The Schwurbelarchiv: a German Language Telegram dataset for the Study of Conspiracy Theories
Mathias Angermaier, Elisabeth Hoeldrich, Jana Lasser, Joao Pinheiro Neto
TL;DR
The Schwurbelarchiv paper presents a large-scale, multimodal German Telegram dataset focused on conspiracy discourse, created via snowball sampling and complemented by transcriptions of audio content. It documents data collection from public chats, rigorous cleaning, and two network representations to enable content- and community-level analyses, while acknowledging ethical considerations and deletions that affect completeness.
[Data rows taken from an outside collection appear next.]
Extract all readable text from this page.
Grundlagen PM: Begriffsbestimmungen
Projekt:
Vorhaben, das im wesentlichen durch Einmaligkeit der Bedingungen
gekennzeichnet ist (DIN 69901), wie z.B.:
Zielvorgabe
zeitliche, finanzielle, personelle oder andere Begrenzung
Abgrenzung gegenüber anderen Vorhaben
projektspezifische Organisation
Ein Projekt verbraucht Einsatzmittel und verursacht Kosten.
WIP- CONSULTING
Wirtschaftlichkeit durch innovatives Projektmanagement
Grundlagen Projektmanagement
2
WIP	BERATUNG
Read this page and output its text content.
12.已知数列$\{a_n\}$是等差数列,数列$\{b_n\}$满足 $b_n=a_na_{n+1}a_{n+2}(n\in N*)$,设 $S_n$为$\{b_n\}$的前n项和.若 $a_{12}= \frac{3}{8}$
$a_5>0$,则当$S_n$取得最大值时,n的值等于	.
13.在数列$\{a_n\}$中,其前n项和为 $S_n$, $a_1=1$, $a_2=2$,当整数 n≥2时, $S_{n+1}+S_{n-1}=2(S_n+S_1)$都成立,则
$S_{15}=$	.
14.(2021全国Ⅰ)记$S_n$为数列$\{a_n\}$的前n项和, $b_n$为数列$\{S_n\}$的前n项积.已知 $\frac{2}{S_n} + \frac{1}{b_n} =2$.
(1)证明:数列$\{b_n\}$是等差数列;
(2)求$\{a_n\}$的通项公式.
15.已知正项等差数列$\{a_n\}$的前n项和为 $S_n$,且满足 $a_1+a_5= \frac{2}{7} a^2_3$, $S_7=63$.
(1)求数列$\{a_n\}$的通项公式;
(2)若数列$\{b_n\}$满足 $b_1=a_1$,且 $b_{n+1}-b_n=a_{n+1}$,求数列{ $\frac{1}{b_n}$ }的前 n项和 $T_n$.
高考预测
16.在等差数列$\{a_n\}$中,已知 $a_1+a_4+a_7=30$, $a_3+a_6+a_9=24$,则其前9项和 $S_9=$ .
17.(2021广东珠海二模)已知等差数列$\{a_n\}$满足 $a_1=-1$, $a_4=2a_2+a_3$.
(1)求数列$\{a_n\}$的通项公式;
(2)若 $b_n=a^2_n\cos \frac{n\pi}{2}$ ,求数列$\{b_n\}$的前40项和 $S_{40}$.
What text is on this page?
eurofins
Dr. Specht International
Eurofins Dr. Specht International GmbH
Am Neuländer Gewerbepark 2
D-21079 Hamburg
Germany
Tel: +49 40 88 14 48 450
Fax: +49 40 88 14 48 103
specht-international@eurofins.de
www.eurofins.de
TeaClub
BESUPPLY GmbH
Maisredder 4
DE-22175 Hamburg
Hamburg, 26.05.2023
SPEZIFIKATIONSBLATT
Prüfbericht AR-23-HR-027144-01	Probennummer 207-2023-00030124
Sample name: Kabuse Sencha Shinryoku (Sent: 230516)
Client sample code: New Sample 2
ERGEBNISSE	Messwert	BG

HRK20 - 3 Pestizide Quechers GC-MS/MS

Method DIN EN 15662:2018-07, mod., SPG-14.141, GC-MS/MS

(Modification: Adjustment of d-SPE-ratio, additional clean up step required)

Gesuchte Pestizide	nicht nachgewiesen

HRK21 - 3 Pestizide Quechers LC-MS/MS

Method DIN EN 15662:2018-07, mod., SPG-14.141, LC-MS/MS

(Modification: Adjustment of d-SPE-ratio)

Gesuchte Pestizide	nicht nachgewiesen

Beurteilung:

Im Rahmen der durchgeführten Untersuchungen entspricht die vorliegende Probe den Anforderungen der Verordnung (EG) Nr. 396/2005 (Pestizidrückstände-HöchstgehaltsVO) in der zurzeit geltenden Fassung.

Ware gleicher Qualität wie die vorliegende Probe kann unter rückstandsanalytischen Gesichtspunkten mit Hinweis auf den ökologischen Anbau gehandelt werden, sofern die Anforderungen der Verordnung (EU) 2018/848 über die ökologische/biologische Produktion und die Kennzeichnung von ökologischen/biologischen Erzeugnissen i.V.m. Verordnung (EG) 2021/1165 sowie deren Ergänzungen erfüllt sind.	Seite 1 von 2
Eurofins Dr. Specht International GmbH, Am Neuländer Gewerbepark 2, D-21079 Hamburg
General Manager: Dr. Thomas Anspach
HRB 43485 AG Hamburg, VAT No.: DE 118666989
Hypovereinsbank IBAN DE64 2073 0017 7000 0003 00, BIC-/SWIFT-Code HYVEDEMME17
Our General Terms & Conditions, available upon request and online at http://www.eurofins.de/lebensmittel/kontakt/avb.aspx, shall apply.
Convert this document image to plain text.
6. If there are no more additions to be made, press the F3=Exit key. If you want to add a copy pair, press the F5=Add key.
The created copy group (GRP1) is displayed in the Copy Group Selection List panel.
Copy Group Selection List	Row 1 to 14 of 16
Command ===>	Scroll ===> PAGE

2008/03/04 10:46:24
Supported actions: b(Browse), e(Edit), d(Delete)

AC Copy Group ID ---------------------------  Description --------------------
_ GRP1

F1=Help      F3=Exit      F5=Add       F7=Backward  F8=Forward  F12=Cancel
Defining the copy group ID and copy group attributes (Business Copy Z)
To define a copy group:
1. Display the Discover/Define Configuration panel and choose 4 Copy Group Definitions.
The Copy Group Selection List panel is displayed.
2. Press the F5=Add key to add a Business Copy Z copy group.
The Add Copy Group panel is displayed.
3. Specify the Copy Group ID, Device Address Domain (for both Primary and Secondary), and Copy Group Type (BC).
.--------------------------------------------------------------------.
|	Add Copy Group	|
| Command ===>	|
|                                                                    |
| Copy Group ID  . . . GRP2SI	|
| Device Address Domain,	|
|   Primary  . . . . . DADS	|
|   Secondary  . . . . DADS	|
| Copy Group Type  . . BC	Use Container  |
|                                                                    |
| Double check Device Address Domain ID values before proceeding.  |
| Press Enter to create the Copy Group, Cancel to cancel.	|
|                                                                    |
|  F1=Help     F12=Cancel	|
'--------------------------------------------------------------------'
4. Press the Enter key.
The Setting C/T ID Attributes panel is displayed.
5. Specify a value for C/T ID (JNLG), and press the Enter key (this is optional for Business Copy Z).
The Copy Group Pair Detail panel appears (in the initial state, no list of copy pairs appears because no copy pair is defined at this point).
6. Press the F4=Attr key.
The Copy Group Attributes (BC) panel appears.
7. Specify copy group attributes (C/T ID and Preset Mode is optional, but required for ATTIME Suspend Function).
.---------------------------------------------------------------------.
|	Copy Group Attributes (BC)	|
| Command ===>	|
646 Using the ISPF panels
The work demonstrates substantial German-language dominance, regional diversity, and event-driven activity, with transcription expanding the textual corpus by about 41% and enabling multimodal inquiry into misinformation and online social dynamics. By providing descriptive statistics, validation steps, and FAIR-aligned appendix material, the authors offer a valuable resource for researchers in linguistics, political science, and information studies to study the spread and structure of conspiracy theories on Telegram at scale.
Abstract
Sociality borne by language, as is the predominant digital trace on text-based social media platforms, harbours the raw material for exploring multiple social phenomena. Distinctively, the messaging service Telegram provides functionalities that allow for socially interactive as well as one-to-many communication. Our Telegram dataset contains over 6,000 groups and channels, 40 million text messages, and over 3 million transcribed audio files, originating from a data-hoarding initiative named the ``Schwurbelarchiv'' (from German schwurbeln: speaking nonsense). This dataset publication details the structure, scope, and methodological specifics of the Schwurbelarchiv, emphasising its relevance for further research on the German-language conspiracy theory discourse. We validate its predominantly German origin by linguistic and temporal markers and situate it within the context of similar datasets. We describe process and extent of the transcription of multimedia files. Thanks to this effort the dataset uniquely supports multimodal analysis of online social dynamics and content dissemination. Researchers can employ this resource to explore societal dynamics in misinformation, political extremism, opinion adaptation, and social network structures on Telegram. The Schwurbelarchiv thus offers unprecedented opportunities for investigations into digital communication and its societal implications.